Burayı isterseniz geçebilirsiniz..
"Merhaba arkadaşlar ben doktor Hande Erdoğan benim burada olmamın sebebi siz sevgili öğrencileri sınav stresi ve heyecan kontrolü hakkında bilinçlendirmek. Bugün bunların hepsini aşmaya çalışacağız.
Öncelikle Sınav kaygısı; öncesinde öğrenilen bilginin sınav sırasında etkili bir biçimde kullanılmasına engel olan ve başarının düşmesine yol açan yoğun kaygı olarak tanımlanır. Bunun belirtileri ise huzursuzluk, endişe, tedirginlik, sıkıntı, başarısızlık korkusu,dikkat ve konsantrasyonda bozulma, kendine güvende azalma, yetersiz ve değersiz görme sık görülen belirtilerdir. Bunları nasıl aşacağız; Şöyleki arkadaşlar çalışma alışkanlıklarını ve sınava ilişkin tutumları gözden geçirerek yeni bir zihinsel yapılanma yaratmaya çalışmak gerekir. Zamanı iyi kullanılmalıdır. Beslenme ve uykuya dikkat edilmelidir. Sınava yönelik çalışmaları son güne/geceye bırakmamak önemlidir. uygun yöntemlerle kaygının azaltılmasını sağlamak gerekir."
Salonun ortalarına doğru ilerlerken Jimin'i görmüştüm, yok artık burda okumuyordu herhalde okusa kızlar söylerdi sonuçta derken iki gün önce mi cha ile yaptığım seans aklıma gelince yapbozlar kafamda oturmaya başladı muhtemelen kızların da BTS'in bu okulda okuduğundan haberi yoktu.

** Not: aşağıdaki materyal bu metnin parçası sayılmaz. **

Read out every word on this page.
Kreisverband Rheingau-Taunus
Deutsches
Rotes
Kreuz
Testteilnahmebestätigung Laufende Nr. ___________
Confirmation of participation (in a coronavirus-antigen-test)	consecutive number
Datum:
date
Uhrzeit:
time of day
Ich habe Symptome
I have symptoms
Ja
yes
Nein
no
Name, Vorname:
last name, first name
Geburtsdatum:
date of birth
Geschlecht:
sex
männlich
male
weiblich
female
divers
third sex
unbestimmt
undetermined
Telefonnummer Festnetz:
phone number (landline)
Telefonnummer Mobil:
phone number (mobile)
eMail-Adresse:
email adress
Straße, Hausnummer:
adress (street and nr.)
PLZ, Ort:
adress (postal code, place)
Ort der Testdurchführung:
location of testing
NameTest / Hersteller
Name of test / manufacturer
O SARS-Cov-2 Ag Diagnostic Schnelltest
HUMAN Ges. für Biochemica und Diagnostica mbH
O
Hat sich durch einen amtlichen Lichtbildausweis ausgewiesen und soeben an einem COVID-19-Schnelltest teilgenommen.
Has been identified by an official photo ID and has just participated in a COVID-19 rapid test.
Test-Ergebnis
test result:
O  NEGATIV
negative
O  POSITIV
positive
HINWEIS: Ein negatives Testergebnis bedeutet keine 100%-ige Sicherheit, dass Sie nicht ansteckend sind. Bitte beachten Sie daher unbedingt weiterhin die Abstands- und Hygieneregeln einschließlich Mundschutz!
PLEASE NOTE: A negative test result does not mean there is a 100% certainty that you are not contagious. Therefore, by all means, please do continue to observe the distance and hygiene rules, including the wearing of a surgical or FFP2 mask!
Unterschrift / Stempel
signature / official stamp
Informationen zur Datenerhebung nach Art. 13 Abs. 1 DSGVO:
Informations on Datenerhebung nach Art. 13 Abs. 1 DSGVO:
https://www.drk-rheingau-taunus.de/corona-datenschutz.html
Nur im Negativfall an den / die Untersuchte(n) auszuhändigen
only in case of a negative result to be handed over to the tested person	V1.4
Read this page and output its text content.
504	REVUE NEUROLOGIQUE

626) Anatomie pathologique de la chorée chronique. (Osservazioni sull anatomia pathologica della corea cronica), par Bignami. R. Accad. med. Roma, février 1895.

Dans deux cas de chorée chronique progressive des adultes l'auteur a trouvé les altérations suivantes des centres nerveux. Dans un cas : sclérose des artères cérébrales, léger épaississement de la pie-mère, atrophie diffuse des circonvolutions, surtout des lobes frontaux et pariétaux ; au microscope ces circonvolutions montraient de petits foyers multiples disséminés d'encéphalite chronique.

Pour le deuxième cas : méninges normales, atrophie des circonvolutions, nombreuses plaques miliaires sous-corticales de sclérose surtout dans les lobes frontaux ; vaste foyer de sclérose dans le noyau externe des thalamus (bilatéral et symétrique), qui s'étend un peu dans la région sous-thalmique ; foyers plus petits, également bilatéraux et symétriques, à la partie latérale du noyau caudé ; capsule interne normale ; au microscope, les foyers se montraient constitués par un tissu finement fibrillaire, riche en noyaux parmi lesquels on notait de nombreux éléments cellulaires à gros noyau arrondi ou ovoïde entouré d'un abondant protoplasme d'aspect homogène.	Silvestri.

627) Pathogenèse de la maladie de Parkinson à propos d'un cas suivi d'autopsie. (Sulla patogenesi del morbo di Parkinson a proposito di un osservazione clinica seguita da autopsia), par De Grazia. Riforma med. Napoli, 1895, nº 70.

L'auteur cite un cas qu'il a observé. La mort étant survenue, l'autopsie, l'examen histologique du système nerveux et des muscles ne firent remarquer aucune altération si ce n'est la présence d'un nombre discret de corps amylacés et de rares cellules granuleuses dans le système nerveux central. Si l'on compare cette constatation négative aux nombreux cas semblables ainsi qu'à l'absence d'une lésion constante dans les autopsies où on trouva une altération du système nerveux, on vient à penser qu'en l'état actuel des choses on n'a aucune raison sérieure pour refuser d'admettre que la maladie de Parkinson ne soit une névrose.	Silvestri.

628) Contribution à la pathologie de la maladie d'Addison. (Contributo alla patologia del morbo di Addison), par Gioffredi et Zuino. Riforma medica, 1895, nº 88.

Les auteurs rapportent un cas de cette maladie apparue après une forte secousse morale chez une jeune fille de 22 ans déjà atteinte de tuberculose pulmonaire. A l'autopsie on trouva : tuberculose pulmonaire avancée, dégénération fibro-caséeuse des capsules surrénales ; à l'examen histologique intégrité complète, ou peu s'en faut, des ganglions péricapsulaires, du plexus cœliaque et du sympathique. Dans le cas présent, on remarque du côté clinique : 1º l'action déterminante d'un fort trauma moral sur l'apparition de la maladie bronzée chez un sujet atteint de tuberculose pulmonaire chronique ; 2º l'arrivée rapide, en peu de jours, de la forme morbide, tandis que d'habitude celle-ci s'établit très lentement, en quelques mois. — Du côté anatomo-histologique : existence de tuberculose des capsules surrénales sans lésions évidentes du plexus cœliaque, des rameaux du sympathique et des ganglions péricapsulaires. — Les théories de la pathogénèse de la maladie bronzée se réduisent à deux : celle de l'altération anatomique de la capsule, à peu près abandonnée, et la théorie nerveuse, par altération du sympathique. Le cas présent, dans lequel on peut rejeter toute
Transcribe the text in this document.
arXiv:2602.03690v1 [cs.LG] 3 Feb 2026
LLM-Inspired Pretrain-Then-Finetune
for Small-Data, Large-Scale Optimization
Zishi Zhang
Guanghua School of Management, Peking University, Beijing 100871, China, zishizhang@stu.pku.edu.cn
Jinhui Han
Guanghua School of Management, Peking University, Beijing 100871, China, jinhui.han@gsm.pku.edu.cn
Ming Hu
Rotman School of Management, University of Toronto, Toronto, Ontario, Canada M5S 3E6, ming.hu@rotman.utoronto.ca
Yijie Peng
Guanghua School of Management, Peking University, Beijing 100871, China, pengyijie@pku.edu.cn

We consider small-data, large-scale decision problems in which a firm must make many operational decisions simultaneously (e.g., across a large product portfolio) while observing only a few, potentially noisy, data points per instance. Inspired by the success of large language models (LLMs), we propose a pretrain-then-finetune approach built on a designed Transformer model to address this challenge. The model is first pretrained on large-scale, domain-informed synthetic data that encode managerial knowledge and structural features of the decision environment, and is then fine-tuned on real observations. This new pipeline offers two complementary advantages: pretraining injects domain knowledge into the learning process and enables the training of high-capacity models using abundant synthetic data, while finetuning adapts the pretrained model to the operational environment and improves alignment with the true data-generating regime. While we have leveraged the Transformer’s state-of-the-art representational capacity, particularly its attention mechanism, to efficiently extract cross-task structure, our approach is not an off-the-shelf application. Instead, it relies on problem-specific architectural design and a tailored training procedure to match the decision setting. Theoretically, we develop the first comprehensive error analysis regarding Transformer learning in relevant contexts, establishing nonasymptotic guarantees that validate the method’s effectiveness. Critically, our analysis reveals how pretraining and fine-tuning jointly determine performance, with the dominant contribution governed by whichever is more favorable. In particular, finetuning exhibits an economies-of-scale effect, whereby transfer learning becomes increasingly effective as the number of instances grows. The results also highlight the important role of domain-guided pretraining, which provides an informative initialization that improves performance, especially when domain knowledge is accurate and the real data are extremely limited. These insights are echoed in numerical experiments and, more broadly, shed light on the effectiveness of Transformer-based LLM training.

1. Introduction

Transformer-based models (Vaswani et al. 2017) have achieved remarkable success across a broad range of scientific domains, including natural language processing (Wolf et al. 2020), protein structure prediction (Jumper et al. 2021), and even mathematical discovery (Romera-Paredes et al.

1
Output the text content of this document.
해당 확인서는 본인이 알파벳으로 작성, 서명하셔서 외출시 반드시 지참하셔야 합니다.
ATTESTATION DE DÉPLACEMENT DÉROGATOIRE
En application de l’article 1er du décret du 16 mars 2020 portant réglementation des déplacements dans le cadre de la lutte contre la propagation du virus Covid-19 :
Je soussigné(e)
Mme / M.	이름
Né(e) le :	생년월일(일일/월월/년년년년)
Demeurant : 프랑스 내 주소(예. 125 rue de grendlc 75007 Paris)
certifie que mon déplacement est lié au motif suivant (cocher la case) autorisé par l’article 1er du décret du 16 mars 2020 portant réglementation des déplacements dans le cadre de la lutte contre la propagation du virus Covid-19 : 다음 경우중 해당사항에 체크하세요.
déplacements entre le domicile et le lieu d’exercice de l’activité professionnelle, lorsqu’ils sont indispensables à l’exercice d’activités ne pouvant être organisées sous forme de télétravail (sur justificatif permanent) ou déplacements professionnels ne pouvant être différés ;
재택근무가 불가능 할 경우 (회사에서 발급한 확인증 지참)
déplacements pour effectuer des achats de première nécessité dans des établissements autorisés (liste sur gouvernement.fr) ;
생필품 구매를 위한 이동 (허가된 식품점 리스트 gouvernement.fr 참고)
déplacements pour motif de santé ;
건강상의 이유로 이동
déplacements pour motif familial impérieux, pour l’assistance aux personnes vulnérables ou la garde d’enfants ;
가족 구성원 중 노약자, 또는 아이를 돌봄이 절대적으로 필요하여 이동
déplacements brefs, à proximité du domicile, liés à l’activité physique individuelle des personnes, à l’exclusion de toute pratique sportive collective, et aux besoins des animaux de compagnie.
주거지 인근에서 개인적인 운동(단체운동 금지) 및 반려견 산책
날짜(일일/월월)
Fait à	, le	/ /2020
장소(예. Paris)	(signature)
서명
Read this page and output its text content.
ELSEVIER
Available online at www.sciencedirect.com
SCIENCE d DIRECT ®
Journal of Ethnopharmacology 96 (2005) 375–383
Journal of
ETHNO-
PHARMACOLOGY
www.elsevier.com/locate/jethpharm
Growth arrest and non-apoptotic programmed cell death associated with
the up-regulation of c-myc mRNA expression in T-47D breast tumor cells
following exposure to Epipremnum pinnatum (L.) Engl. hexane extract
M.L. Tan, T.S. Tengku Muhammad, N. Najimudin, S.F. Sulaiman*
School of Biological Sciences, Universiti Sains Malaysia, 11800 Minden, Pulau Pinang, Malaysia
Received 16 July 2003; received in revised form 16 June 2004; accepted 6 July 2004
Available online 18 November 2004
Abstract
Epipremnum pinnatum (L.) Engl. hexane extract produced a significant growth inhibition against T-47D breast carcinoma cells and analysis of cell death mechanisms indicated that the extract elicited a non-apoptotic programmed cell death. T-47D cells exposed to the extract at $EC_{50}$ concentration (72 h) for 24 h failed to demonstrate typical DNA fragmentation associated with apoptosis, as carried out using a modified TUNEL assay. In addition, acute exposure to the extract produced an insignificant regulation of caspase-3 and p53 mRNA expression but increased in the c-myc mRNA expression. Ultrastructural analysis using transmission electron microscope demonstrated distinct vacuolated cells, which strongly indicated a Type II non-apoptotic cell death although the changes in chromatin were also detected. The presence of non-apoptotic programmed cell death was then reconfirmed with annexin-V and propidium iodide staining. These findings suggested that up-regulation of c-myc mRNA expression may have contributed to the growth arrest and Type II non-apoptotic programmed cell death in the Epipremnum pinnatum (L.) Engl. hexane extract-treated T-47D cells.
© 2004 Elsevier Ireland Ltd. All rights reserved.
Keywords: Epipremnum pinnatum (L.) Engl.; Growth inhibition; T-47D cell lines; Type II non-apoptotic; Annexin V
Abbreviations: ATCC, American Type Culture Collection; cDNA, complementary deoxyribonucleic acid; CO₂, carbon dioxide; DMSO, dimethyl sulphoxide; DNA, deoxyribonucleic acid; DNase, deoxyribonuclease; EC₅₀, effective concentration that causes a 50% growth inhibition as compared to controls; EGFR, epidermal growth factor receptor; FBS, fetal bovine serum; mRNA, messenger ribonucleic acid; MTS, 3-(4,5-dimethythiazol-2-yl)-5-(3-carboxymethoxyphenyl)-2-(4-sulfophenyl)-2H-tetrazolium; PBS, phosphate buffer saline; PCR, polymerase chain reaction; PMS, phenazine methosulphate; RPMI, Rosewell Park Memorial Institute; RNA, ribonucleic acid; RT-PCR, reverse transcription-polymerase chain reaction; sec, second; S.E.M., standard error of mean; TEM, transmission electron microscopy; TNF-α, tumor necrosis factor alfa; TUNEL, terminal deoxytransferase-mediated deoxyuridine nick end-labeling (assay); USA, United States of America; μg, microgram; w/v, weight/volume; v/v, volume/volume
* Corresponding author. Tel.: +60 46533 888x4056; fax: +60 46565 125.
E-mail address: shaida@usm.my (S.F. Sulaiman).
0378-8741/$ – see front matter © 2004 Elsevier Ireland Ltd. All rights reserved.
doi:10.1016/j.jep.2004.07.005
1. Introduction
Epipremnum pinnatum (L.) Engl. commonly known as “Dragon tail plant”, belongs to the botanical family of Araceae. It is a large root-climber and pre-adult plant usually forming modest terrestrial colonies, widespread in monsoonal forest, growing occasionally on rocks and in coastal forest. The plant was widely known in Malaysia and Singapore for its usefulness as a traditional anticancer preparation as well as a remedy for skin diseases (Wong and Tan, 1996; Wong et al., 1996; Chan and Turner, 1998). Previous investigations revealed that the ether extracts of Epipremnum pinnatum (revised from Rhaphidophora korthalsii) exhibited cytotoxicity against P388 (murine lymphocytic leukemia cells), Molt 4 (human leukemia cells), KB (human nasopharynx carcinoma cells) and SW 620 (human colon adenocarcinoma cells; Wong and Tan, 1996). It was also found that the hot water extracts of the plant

Salonda yaklaşık 2 saat dil döktükten sonra tüm öğrencileri selamlayıp öğretmenlerle öğrencilerin çıkmasını bekledik bu arada yanıma jimin geldi aramızda 5 cm varken kalbimin deli gibi çarpmasına engel olamıyordum bir yandan bayılacak gibi hissetsem de gözlerimi kusursuz yüzünden çekemiyordum ki zaten jimin dibimde dururken bu çok mümkün de değildi.
"Merhaba Hande, bu ne güzel tesadüf sana bir türlü teşekkür etme fırsatı bulamamıştım, bu çok iyi oldu gerçekten acaba benimle bir kahve içermisin?"
O bana bunları söylerken sen ne diyorsun oğlum istesen şurada veririm sana diye içimden geçiriyordum. Resmen fırsat ayağıma kadar gelmişti tabiki de reddetmeyecektim Gururluysak da o kadar da değildi. Gülümseyerek "Tabiki" dedim ve salondan çıktıktan sonra Jimin'in arabasına bindik. Beni onun için çok özel olan bir yere götürüyormuş. Ben seninle dağa taşa bile çıkarım be adam. Beni getirdiği yer kahvehaneyi andıran ama restorant gibi küçük, samimi, sıcaklığını hissettiğiniz bir yerdi.
ŞİMDİ OKUDUĞUN
Mo chuisle
Fanfiction"Seninle uyanma hissini ne denli özlediğimi bilemezsin. Ellerin şafağın rengi, ellerin güneşin sıcaklığı ve bir bebek kadar merhametli gülüşün. Seni kaybetme korkumun ölüm korkusunu yok ettiği gün anladım, sen benim ruhumun uzanmak istediği o yeşil...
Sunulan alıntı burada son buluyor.